Ainsi, tout peut ralentir 2/2

Les vieux réflexes ont la vie dure…

Comme en 2008, la crise est donc un moment de doute où les priorités politiques habituelles semblent comme suspendues. Exit l’égoïste, place à la solidarité… Secondaires les questions budgétaires, priorité à la santé… Pas cool la compétition économique internationale débridée, il nous faut d’urgence des millions de masques de protection que le monde entier s’arrache… Attention toutefois à ne pas prendre les vessies pour des lanternes pour gober tout cru, tel du velours, les discours politiciens du moment. Car si l’on peut saluer les mesures gouvernementales visant à enrayer au plus vite la pandémie du Covid-19, force est de constater que les mensonges, les non-dits et les faux-fuyants n’ont nullement déserté la scène…

Premièrement, les gouvernements taisent dans toutes les langues la responsabilité accablante des choix politiques passés dans l’aggravation de la crise du Covid-19. Pas une fois, on aura entendu un chef de gouvernement contester la privatisation passée de l’industrie du médicament fonctionnant à flux tendus, la foire aux délocalisations permise par les accords de libre-échange ou encore le manque criant d’investissements publics dans le secteur des soins de santé. Autant de renoncements politiques, vis-à-vis de l’intérêt général, qui ont pourtant un lien direct avec le manque de matériel médical visant tantôt à se protéger du virus (masques de protection), tantôt à détecter massivement sa présence dans la population. Il est vrai que Sophie Wilmès (Première ministre belge jugée exemplaire face à la crise par de nombreux médias) peut difficilement critiquer… les politiques d’austérité qu’elle a supervisée, de septembre 2015 à octobre 2019, alors qu’elle était ministre du Budget !

Cette amnésie initiale (surtout, pas un mot du passé…) conduit à d’autres mensonges plus détestables dans l’instant présent. Officiellement, on l’a dit, le discours politique a changé. Officiellement, dans la bouche des gouvernements, les mots travailleurs et travailleuses ne riment plus avec « grévistes ingrats, éternels insatisfait »s ou « quémandeurs sans fins de moyens qui manquent » ; le temps d’une crise, les voilà devenus héros de première ligne permettant le maintien d’activités essentielles tels que services médicaux, accès à la nourriture, respect des consignes de distanciation sociale ou encore encadrement de groupes humains enfermés pour diverses raisons (homes, prisons, services sociaux…). Toutefois, la réalité est plus triviale et moins reluisante : faute d’équipement pour les protéger efficacement, ces travailleurs et travailleuses sont aussi et souvent de la chair à canon. Qu’ils bossent en magasin, dans la logistique, le monde hospitalier, les homes ou différents services sociaux, ils sont tout bonnement envoyés au casse-pipes face au virus qu’ils doivent affronter sans test de dépistage (ni pour eux, leurs collègues ou les gens dont ils s’occupent) et sans maques de protection, alors même que les mesures de distanciation sociale sont parfois impossibles à maintenir dans certains contextes de travail. Ces travailleuses et travailleurs doivent donc s’en remettre à la chance, et à la débrouille en bricolant leur masque, pour ne pas être infectés et ne pas contaminer leur entourage !

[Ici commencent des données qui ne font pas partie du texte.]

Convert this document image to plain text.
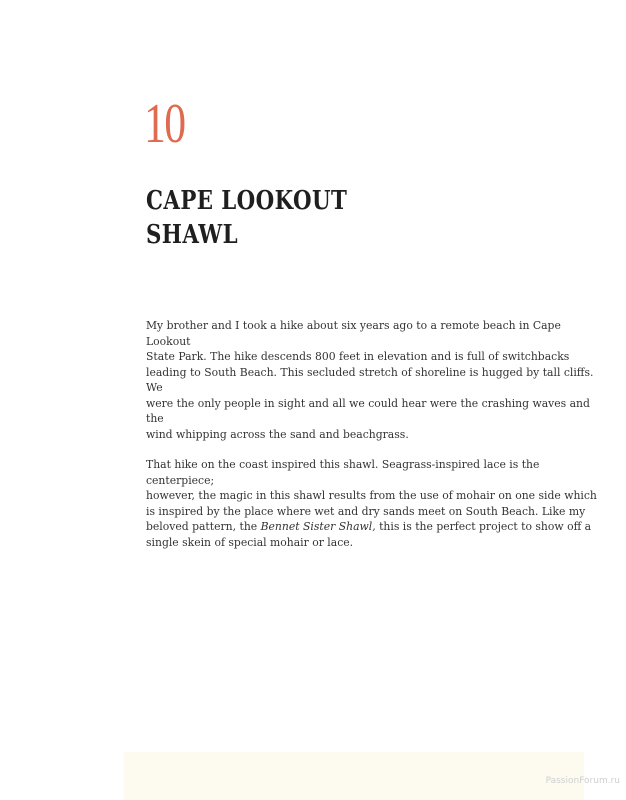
10
CAPE LOOKOUT
SHAWL

My brother and I took a hike about six years ago to a remote beach in Cape Lookout
State Park. The hike descends 800 feet in elevation and is full of switchbacks
leading to South Beach. This secluded stretch of shoreline is hugged by tall cliffs. We
were the only people in sight and all we could hear were the crashing waves and the
wind whipping across the sand and beachgrass.

That hike on the coast inspired this shawl. Seagrass-inspired lace is the centerpiece;
however, the magic in this shawl results from the use of mohair on one side which
is inspired by the place where wet and dry sands meet on South Beach. Like my
beloved pattern, the Bennet Sister Shawl, this is the perfect project to show off a
single skein of special mohair or lace.

PassionForum.ru
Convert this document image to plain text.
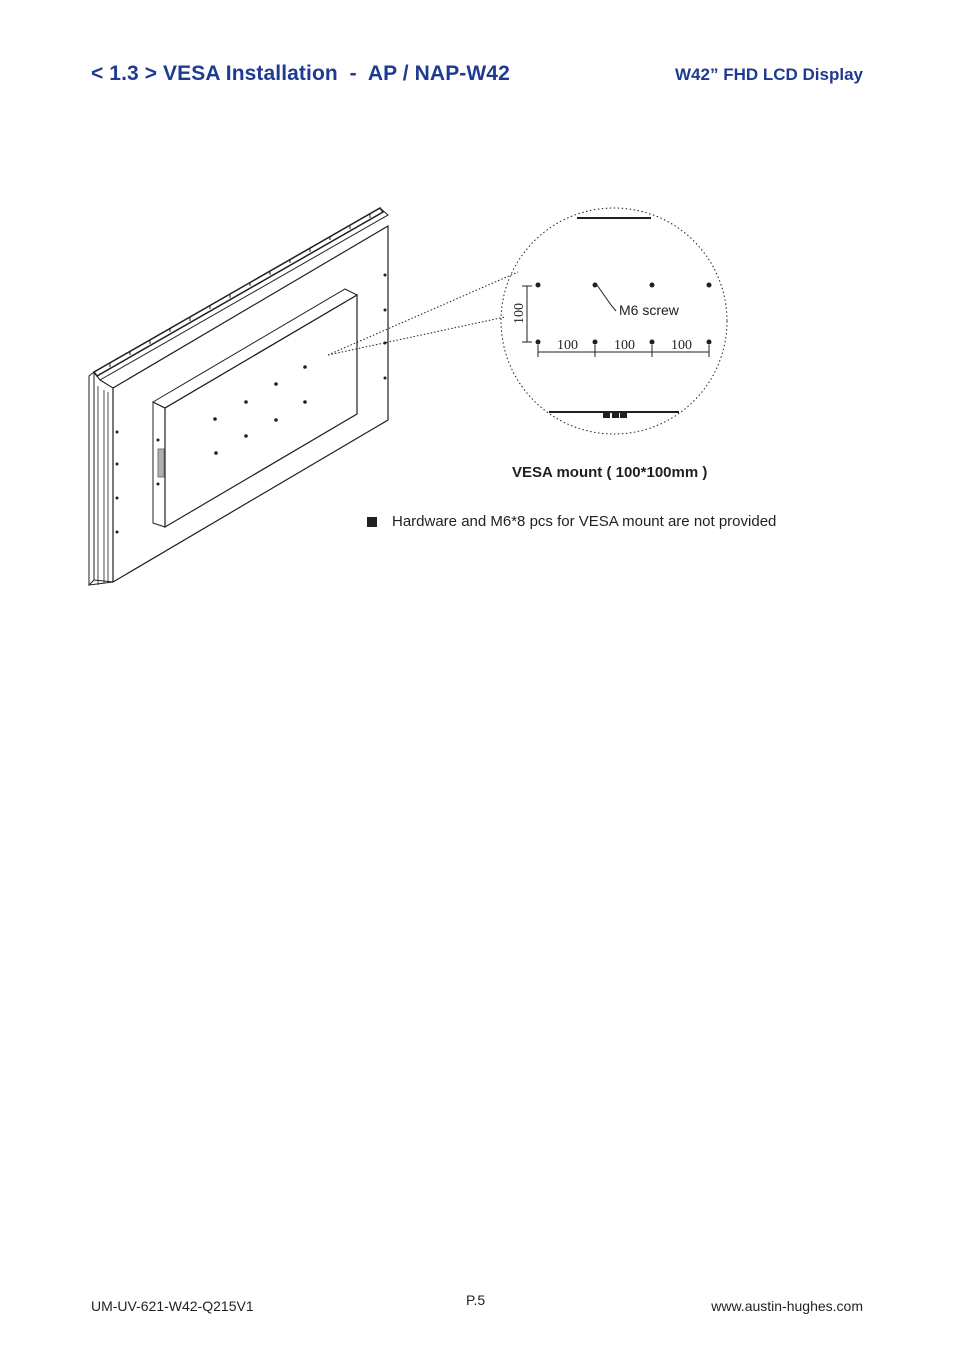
< 1.3 > VESA Installation  -  AP / NAP-W42	W42” FHD LCD Display
M6 screw
100	100	100
100
VESA mount ( 100*100mm )
Hardware and M6*8 pcs for VESA mount are not provided
UM-UV-621-W42-Q215V1	P.5	www.austin-hughes.com
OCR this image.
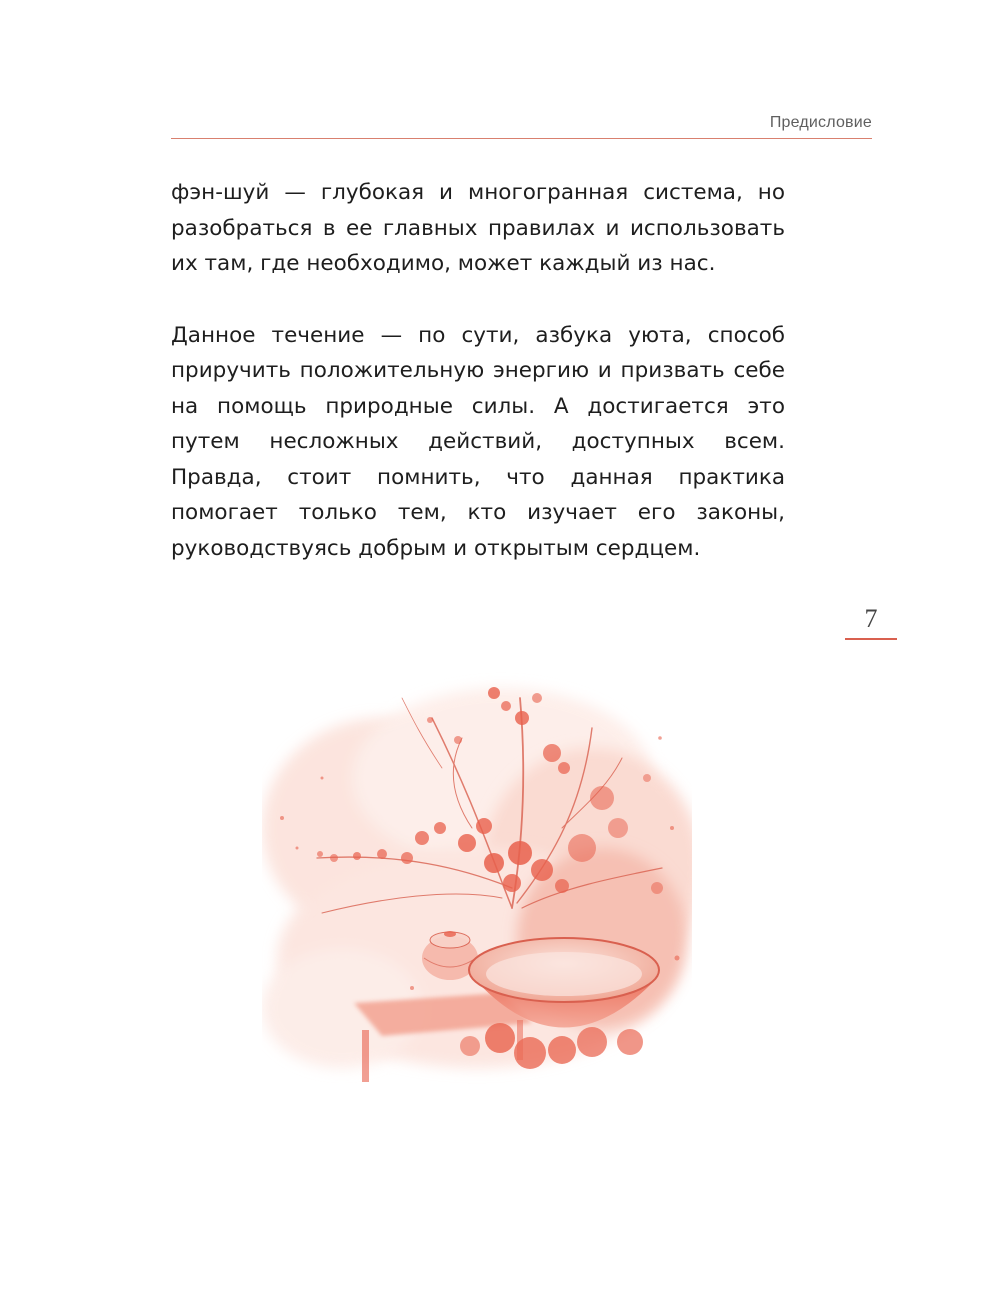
Предисловие

фэн-шуй — глубокая и многогранная система, но разобраться в ее главных правилах и использовать их там, где необходимо, может каждый из нас.

Данное течение — по сути, азбука уюта, способ приручить положительную энергию и призвать себе на помощь природные силы. А достигается это путем несложных действий, доступных всем. Правда, стоит помнить, что данная практика помогает только тем, кто изучает его законы, руководствуясь добрым и открытым сердцем.

7
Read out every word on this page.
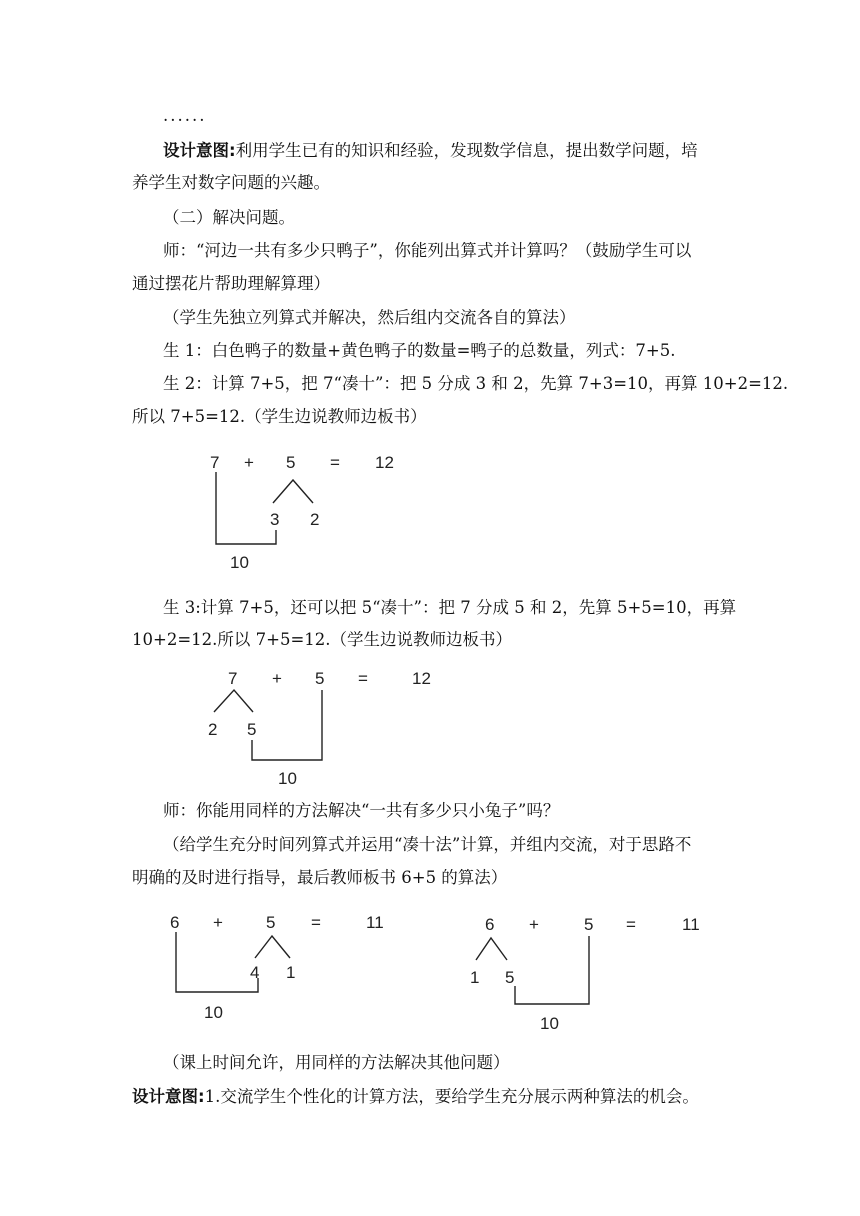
......
设计意图:利用学生已有的知识和经验，发现数学信息，提出数学问题，培
养学生对数字问题的兴趣。
（二）解决问题。
师：“河边一共有多少只鸭子”，你能列出算式并计算吗？（鼓励学生可以
通过摆花片帮助理解算理）
（学生先独立列算式并解决，然后组内交流各自的算法）
生 1：白色鸭子的数量+黄色鸭子的数量=鸭子的总数量，列式：7+5.
生 2：计算 7+5，把 7“凑十”：把 5 分成 3 和 2，先算 7+3=10，再算 10+2=12.
所以 7+5=12.（学生边说教师边板书）
7 + 5 = 12
3 2
10
生 3:计算 7+5，还可以把 5“凑十”：把 7 分成 5 和 2，先算 5+5=10，再算
10+2=12.所以 7+5=12.（学生边说教师边板书）
7 + 5 =	12
2 5
10
师：你能用同样的方法解决“一共有多少只小兔子”吗？
（给学生充分时间列算式并运用“凑十法”计算，并组内交流，对于思路不
明确的及时进行指导，最后教师板书 6+5 的算法）
6 +	5 =	11
4 1
10
6 +	5 =	11
1 5
10
（课上时间允许，用同样的方法解决其他问题）
设计意图:1.交流学生个性化的计算方法，要给学生充分展示两种算法的机会。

La chose est d’autant plus grave (on parle tout de même d’un virus potentiellement mortel) que la définition des activités essentielles relève en partie d’un choix arbitraire effectué hors champ démocratique. Deux exemples concrets en témoignent : lors des premières mesures de confinement, les coiffeuses et coiffeurs ont dû se mobiliser pour obtenir l’arrêt légal de leur activité, initialement non concernée par la décision gouvernementale de fermer la plupart des commerces ; quant au puissant secteur de la chimie, il a obtenu le maintien d’activités aussi vitales… que la fabrication de jouets, de Tupperware ou de compléments alimentaires pour bodybuilders ! Bref, en ce mois d’avril 2020, les activités économiques se poursuivant sont loin d’être toutes essentielles… alors même qu’aucune garantie sérieuse de protection systématique n’est offerte à l’ensemble des salariés qui les exercent.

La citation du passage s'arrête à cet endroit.